Such a sad time..

Feb 09, 2007 15:03

The past couple of days have been emotional for me. Not because of Estrella prep stuff.. but something else. A co-worker at the school has a little girl that has just turned a year old. 3 days ago she was rushed to a hospital after her heart stopped. She had not been well. Doctors discovered a blood clot near her heart and a high level of toxins in her blood. They suspect what the toxins are and it's not related to anything the parents have done. Last night, she took a turn for the worse and had a stroke.
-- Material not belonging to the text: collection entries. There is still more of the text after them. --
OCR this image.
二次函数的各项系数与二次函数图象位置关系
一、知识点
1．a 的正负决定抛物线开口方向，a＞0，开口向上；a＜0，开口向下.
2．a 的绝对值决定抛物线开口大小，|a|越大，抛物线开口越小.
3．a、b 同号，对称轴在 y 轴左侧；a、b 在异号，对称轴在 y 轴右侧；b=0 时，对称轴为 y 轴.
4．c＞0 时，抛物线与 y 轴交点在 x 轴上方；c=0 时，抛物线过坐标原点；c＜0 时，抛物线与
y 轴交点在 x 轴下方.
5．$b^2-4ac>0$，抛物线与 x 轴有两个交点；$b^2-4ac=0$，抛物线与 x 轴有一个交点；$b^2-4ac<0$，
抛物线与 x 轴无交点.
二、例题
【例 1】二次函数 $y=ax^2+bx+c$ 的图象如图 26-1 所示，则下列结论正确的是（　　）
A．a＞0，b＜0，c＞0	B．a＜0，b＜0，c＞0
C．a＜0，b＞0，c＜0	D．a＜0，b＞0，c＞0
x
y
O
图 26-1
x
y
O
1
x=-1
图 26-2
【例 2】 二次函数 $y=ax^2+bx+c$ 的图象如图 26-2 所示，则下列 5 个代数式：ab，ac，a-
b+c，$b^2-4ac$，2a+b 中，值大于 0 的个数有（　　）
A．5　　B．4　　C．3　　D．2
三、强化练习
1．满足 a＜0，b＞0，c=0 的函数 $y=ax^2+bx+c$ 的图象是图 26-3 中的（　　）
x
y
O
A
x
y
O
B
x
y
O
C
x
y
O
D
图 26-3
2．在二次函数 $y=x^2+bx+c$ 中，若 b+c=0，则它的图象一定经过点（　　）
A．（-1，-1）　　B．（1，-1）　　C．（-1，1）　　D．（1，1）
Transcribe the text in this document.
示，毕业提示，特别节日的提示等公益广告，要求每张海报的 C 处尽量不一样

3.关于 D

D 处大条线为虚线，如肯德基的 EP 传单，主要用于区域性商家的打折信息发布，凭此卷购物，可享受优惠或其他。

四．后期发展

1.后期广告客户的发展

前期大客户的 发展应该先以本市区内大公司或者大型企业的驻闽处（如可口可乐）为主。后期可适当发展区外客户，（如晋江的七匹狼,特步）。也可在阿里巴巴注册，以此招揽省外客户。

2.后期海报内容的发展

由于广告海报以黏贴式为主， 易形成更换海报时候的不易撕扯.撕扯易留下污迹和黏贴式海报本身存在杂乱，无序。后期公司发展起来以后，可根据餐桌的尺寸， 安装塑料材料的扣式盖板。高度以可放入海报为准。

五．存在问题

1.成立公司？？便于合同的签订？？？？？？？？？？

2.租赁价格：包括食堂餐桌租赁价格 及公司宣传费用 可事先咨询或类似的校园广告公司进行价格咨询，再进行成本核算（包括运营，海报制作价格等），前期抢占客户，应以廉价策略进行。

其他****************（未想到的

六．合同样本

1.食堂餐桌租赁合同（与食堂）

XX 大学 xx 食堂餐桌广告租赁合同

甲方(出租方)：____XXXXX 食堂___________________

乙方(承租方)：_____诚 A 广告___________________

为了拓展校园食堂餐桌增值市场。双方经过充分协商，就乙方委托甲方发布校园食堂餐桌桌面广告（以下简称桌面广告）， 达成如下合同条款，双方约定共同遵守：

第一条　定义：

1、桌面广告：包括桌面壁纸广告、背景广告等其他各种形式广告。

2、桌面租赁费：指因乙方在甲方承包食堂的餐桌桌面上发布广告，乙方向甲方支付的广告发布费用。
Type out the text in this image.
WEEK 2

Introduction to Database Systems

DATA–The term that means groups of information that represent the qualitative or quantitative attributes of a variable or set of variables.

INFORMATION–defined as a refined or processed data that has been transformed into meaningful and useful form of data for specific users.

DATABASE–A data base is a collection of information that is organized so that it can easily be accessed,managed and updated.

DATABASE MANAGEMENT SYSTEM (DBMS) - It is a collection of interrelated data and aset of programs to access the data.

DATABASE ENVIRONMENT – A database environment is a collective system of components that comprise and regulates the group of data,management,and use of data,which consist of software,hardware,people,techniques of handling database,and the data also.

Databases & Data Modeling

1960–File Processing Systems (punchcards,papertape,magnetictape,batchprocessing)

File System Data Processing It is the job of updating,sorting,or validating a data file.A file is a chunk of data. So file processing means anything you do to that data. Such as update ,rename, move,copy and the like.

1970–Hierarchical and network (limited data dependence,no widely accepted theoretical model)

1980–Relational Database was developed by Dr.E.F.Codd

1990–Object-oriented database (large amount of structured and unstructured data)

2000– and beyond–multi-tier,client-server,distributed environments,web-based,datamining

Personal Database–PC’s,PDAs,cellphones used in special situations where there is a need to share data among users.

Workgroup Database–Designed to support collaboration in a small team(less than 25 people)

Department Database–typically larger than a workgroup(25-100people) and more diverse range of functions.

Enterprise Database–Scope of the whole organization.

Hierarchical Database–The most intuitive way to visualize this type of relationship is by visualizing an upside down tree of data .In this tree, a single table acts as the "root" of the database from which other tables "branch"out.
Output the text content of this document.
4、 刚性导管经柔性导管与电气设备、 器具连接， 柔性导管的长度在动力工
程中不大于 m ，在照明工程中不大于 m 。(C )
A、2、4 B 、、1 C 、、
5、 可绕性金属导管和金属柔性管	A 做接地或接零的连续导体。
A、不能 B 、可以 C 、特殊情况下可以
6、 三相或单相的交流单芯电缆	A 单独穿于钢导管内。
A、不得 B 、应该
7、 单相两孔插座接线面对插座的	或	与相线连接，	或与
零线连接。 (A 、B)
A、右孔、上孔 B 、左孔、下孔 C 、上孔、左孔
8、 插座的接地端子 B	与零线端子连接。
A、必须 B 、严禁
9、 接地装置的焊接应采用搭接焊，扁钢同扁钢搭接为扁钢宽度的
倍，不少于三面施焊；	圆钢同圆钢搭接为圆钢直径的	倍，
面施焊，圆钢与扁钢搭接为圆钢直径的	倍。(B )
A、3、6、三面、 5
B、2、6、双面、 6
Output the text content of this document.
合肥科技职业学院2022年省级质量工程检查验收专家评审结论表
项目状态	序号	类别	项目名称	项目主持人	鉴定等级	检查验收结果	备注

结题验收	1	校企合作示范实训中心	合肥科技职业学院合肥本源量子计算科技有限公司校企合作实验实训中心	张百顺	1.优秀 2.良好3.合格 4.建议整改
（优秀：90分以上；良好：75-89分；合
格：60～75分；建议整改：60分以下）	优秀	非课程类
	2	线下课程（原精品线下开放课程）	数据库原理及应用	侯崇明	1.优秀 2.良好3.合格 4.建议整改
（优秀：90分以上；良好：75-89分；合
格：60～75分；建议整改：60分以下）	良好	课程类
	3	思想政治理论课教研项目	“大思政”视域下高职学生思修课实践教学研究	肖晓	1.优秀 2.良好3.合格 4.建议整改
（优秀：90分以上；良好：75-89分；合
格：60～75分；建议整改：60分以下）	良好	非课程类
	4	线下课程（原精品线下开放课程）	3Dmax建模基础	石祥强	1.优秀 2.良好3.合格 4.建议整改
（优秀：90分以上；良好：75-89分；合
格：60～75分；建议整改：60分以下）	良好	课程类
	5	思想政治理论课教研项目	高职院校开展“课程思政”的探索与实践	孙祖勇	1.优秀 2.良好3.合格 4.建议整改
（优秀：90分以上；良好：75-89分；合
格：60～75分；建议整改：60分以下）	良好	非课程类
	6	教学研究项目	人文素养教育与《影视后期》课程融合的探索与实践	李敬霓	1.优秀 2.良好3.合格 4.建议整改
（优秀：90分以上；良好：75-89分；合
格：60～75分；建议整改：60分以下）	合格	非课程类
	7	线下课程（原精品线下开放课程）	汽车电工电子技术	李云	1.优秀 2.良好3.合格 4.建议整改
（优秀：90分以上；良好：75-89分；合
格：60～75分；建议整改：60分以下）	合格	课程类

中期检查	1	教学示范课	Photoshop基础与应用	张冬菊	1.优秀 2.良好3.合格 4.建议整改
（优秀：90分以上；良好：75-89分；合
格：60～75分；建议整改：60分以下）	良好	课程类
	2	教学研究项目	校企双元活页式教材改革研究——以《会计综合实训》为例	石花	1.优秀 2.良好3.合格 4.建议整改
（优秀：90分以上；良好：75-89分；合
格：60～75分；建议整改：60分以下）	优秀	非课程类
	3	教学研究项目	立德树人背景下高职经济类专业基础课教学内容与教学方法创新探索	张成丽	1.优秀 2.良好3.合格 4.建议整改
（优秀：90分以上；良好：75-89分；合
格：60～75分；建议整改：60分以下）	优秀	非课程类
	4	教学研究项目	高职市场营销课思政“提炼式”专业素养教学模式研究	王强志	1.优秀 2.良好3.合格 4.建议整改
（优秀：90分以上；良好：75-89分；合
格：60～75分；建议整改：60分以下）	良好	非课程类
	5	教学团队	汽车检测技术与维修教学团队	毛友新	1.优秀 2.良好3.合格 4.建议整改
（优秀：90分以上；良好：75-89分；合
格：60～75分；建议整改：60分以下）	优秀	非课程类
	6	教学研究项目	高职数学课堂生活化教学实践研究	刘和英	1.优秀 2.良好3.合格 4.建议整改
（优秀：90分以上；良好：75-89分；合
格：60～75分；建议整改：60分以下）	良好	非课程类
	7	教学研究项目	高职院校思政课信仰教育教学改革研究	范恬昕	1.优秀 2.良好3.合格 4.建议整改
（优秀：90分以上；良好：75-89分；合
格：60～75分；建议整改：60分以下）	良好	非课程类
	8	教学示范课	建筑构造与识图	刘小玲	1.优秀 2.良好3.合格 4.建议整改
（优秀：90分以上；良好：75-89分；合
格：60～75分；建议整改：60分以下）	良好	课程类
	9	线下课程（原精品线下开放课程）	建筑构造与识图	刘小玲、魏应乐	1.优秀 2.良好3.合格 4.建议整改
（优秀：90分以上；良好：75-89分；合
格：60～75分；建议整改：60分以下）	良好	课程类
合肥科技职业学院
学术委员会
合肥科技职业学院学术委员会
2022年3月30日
They say she is now paralyzed and blind. At this moment they are flying her to UMC for emergency heart surgery. She is dying. A couple of co-workers got upset with me for not wanting to go to the hospital. I've been through having a child in ICU before and I've been through the loss of a child. I can not bring myself to go and will not force myself to go because others think I'm being selfless and uncaring. That is so far from the truth. A good friend of mine is going over after she gets off of work. She is taking with her the note I wrote letting her parents know that I am thinking of them and I am with them in spirit. This is hard for me to not be there only because I know and remember the hurt clearly of watching your child linger at deaths door. I know the many emotions that a family goes through. Should she not make it, I'd much rather remember this precious, beautiful little girl the way I last saw her.....barely walking, holding on to her Mommy's hand as she came into class with a big smile and babbling away. The tears I have are of sadness for what is happening, but then there are tears for the last happy time I saw her.